Diagnosing Balance Disorders
Roughly one in 20 children between ages 3 and 17 are affected by vestibular disorders, but in patients younger than age 6, vestibular disorders can be difficult to diagnose. Young children naturally have trouble describing their symptoms, and the terms “vertigo" and “imbalance" aren't necessarily in every young child's vocabulary. This is why it's so important that the child's caregivers take note of any unusual balance problems they see in the child.

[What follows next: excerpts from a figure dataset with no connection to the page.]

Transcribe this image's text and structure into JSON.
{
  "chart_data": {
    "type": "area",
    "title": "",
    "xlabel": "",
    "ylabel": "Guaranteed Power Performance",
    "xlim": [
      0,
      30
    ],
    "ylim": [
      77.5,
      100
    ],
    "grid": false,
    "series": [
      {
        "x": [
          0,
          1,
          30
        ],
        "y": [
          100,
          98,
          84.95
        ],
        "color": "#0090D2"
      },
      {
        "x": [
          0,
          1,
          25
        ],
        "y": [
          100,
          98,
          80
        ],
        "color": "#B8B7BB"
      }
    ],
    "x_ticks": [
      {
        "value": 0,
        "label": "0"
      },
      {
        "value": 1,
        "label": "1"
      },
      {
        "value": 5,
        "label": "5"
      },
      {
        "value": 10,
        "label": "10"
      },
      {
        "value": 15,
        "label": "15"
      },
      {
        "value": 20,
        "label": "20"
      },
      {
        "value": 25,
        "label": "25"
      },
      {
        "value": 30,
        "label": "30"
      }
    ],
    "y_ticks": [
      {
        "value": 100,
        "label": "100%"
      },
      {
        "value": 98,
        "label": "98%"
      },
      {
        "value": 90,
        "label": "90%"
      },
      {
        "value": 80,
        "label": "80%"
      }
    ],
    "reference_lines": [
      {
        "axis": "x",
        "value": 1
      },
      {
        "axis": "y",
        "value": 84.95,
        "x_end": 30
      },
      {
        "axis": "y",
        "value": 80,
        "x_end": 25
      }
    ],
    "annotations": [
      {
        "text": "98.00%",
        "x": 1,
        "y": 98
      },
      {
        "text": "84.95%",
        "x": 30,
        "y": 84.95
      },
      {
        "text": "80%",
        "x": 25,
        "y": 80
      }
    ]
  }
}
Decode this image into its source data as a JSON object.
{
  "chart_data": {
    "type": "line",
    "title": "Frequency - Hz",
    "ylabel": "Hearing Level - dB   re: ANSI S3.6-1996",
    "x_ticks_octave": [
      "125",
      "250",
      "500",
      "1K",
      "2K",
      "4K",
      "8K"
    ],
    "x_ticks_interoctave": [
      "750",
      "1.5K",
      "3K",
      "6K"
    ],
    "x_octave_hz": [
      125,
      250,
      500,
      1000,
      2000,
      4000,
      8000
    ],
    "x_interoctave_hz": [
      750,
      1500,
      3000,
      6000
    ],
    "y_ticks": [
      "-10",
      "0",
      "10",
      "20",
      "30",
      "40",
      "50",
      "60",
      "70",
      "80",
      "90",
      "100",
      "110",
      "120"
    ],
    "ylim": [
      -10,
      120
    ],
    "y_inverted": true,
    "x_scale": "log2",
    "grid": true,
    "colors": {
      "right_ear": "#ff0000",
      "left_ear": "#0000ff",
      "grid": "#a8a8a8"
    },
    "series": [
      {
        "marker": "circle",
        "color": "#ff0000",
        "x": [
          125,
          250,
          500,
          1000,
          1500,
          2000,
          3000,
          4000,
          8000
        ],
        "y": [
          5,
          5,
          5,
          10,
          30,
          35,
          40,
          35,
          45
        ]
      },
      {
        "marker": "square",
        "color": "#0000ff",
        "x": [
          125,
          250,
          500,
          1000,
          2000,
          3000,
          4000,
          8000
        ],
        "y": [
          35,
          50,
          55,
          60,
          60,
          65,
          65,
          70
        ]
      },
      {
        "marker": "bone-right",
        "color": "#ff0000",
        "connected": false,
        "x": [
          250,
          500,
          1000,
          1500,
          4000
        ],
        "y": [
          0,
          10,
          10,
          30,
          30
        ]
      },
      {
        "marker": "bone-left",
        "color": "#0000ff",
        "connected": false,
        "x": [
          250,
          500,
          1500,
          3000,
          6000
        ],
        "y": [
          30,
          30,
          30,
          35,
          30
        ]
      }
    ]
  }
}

If a child is experiencing a balance disorder, you might notice the following symptoms:
- Clumsiness, unsteady walking, poor posture, leaning, tilting
- Involuntary, alternating, rapid or slow eye movements
- Skipping words or letters when reading (spatial relationships)
- Disorganized writing
- Unexplained nausea, which is sometimes accompanied by headaches or dizziness
- Slow development in gross motor skills such as sitting, standing and walking
- Slower development in activities such as bicycling, swimming and left-right-left leg movements
You may also hear the child complain about:
- Feeling dizzy
- Trouble seeing
- Having a hard time hearing
- A buzzing or ringing sound in the ear
- Ear pain
Causes of Pediatric Vestibular Disorders
There are a variety of causes for vestibular disorders, including:
- Chronic ear infections
- Certain viruses
- Genetic conditions
- Reduced oxygen at birth
- Immune deficiency disorders
- Head or neck trauma
Treatments for Balance Disorders
Treating vestibular disorders is important for the child's well-being in more ways than one. Falling, of course, can injure a child. However, untreated vestibular disorders can lead to lack of normal movement reactions, posture and motor control and even vision disruptions. Problems such as these can cause developmental and learning delays which can impact a child throughout their life.
Treatments vary for each child. Your Boys Town care team may include audiologists, neurologists, physical therapists, and other experts. It depends on their diagnosis. Rest assured, your child will receive the care and attention they need in their healing process.